Hoje na História: O último dia da Comuna de Paris

Via Jacobin AL

O que a Comuna de Paris pode nos ensinar? Que significado ela tem no contexto das lutas de nosso tempo?

Em 18 de março de 1871, artesãos e comunistas, trabalhadores e anarquistas, apreenderam a cidade de Paris e estabeleceram a Comuna. Esta experiência radical de autogoverno socialista durou 72 dias antes de ser esmagada por um brutal massacre que instituiu a Terceira República Francesa. Mas desde então, os socialistas, anarquistas e marxistas não cessaram de debater seu significado.

Em seu importante livro, intitulado Communal Luxury. O Imaginário Político da Comuna de Paris, Kristin Ross define claramente todas as polêmicas que se desenvolveram em torno da Comuna e argumenta que elas se condensaram em falsas polarizações: anarquismo versus marxismo, camponeses versus trabalhadores, terror revolucionário jacobino versus anarco-sindicalismo, e assim por diante.

Agora que a Guerra Fria acabou e o republicanismo francês está esgotado, argumenta Ross, podemos liberar a Comuna desta esclerose. Esta emancipação pode, por sua vez, revitalizar a esquerda contemporânea para agir e pensar em termos dos desafios de hoje. Nenhum trabalho coloca mais ênfase na afirmação de Marx de que a maior conquista da Comuna de Paris foi sua existência e funcionamento concreto.

Este livro traz a Comuna de Paris de volta ao nosso tempo. Por que a Comuna é um recurso que nos permite pensar nas demandas políticas atuais?

Estou feliz que você tenha escolhido a palavra “recurso” ao invés da palavra “lição”. Muitas vezes se insiste que o passado nos ensina lições ou nos ensina os erros que devemos evitar. A literatura ao redor da Comuna está cheia de questionamentos, de indicações do que deveria ter sido feito e de um certo contentamento com a enumeração dos erros: se apenas os Comunas tivessem feito isso ou aquilo, se apenas tivessem tirado o dinheiro do banco, marchado até Versalhes, feito as pazes com Versalhes, ou se tivessem sido mais bem organizados, então eles teriam triunfado!

Em minha opinião, este tipo de superioridade teórica ex post facto é inútil e profundamente a-histórica. Nosso mundo não é o mundo dos plebeus. Uma vez que entendemos que assim é, torna-se mais fácil perceber até que ponto o mundo deles é, de fato, muito parecido com o nosso, talvez mais parecido do que o mundo de nossos pais.

A instabilidade econômica que agora define o estilo de vida das pessoas, especialmente dos jovens, faz lembrar a situação dos trabalhadores e artesãos do século XIX que fizeram a Comuna, a maioria dos quais passou seu tempo, não trabalhando, mas procurando trabalho.

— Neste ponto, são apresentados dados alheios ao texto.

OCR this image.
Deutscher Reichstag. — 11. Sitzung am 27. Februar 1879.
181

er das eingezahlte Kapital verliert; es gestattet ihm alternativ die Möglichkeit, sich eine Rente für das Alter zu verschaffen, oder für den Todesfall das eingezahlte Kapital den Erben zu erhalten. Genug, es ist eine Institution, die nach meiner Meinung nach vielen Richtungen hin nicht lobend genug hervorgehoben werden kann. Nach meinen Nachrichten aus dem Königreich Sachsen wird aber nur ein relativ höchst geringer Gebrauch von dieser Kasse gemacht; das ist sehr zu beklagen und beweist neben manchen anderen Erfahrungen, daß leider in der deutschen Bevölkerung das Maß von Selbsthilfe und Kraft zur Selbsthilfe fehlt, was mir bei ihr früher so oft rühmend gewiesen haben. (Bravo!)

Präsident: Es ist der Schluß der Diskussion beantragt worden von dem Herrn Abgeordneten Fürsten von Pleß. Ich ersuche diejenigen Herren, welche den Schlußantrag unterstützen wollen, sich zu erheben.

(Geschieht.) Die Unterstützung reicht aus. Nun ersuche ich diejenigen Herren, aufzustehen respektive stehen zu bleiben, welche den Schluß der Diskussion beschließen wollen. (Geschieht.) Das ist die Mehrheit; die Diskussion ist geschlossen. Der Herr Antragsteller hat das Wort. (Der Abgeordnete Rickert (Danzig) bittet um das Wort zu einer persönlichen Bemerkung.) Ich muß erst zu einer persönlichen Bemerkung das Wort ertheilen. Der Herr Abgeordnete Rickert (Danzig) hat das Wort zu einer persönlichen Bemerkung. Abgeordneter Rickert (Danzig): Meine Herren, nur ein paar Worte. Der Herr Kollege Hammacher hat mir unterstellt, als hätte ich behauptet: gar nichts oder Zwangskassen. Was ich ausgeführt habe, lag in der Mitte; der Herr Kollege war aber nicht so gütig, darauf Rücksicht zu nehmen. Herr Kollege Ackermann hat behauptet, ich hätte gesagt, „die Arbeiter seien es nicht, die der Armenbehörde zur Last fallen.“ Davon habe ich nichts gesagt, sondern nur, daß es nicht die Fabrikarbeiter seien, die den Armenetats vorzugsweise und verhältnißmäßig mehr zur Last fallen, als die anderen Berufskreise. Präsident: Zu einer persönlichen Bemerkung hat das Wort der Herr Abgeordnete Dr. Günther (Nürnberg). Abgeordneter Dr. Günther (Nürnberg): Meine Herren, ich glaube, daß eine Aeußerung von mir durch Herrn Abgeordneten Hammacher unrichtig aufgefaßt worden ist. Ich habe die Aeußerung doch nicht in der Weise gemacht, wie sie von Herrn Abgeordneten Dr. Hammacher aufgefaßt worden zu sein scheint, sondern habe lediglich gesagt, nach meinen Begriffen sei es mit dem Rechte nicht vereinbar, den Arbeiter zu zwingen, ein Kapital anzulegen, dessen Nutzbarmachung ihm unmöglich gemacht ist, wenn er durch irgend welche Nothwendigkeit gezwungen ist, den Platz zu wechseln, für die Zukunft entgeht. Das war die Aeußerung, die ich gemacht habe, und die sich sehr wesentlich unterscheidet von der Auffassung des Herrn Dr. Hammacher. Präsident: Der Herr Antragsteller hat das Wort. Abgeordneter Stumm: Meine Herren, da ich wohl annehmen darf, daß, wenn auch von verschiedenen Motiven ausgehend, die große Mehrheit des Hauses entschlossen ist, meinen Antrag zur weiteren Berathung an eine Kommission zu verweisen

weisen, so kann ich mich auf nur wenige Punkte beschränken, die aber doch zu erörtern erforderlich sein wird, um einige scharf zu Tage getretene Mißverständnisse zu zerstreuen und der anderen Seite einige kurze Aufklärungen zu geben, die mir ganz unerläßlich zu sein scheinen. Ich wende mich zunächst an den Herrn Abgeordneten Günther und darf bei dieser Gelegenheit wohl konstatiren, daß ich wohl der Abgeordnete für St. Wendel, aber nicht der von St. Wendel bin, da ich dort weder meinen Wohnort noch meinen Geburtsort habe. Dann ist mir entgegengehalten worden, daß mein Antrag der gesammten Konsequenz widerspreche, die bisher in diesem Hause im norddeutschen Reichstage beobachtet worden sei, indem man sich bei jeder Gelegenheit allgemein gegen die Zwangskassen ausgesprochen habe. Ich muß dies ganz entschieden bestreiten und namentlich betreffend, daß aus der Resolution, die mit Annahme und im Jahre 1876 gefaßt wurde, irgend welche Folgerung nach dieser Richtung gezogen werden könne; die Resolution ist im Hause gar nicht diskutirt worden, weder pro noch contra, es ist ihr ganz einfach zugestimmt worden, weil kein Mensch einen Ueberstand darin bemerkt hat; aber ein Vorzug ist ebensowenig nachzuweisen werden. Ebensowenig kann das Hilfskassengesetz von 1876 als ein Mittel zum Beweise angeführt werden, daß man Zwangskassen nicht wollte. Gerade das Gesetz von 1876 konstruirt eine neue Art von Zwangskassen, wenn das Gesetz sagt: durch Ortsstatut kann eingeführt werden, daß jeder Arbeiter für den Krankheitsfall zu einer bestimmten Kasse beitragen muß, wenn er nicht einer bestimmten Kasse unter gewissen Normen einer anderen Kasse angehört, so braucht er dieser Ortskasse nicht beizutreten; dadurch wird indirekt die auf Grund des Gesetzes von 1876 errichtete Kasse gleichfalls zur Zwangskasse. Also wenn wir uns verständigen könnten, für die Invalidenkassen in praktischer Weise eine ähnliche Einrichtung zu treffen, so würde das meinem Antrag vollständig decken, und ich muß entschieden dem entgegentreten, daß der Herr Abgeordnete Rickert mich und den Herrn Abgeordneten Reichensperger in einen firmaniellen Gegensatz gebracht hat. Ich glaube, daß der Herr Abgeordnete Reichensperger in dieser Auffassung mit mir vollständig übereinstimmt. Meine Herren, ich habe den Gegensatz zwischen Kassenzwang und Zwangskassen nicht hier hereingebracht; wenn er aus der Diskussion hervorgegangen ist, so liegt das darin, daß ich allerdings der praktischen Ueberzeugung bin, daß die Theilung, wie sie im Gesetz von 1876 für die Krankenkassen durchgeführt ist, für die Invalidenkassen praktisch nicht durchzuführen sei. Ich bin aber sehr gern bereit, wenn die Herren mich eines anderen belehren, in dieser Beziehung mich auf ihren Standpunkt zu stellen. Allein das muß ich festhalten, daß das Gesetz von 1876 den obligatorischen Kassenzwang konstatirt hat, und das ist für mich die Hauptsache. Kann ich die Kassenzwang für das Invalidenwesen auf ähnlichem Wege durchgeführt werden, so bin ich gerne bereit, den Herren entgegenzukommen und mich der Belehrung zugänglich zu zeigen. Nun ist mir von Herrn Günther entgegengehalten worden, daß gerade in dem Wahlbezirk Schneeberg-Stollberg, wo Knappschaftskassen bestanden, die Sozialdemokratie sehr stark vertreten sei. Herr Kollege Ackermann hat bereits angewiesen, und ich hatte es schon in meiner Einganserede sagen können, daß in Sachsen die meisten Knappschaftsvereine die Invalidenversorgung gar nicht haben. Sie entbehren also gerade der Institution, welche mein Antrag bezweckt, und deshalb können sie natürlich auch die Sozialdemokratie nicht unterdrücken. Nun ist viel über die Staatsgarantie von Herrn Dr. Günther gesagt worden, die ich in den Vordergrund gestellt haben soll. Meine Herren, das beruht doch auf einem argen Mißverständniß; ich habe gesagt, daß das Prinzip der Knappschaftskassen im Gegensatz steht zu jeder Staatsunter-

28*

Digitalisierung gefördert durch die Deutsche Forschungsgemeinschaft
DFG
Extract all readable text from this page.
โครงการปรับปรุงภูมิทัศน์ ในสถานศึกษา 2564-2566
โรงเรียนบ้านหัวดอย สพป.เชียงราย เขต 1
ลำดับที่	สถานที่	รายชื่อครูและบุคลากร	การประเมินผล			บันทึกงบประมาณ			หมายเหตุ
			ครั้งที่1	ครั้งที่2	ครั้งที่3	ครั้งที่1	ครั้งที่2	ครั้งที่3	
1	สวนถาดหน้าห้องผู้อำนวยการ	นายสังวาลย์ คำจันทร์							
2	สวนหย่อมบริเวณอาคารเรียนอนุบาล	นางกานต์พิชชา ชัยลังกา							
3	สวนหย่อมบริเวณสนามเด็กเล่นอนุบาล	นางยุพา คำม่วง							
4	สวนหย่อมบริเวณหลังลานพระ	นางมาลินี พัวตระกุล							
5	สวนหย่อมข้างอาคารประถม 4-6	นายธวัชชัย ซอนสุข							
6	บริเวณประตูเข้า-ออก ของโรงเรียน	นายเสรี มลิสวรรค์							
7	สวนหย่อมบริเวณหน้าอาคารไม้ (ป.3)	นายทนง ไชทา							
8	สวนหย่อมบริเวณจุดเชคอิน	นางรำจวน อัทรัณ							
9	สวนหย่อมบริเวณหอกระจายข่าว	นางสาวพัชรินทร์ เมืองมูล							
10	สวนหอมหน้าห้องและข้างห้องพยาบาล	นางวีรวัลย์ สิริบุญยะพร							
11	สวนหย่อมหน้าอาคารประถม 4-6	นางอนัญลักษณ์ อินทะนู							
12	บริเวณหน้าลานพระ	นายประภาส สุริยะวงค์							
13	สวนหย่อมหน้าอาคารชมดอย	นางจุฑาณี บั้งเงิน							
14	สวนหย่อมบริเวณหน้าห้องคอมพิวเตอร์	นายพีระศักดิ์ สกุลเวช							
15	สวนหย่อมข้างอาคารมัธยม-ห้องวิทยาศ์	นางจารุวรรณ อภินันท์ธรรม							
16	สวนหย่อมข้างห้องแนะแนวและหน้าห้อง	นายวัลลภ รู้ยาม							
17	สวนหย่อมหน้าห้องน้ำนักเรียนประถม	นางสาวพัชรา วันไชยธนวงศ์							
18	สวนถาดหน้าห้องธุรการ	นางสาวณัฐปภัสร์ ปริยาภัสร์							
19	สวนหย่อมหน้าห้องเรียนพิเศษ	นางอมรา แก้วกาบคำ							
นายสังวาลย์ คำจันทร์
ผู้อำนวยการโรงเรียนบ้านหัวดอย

Após 2011, com o retorno de uma estratégia política que se verifica praticamente em todos os lugares e que se baseia na ocupação do espaço e dos territórios, na transformação das cidades – de Istambul a Madri, de Montreal a Oakland – em centros de operações estratégicas, a Comuna de Paris adquiriu uma nova visibilidade ou iluminação e ganhou mais uma vez a possibilidade de ser figurada no presente.

Suas formas de invenção política tornam-se novamente disponíveis para nós, não como lições, mas como recursos, ou como Andrew Ross chamou, referindo-se ao meu livro, “um arquivo utilizável”. A Comuna torna-se a figura de uma história, e talvez de um futuro, diferente do rumo tomado pela modernização capitalista, por um lado, e pelo socialismo estatal utilitarista, por outro.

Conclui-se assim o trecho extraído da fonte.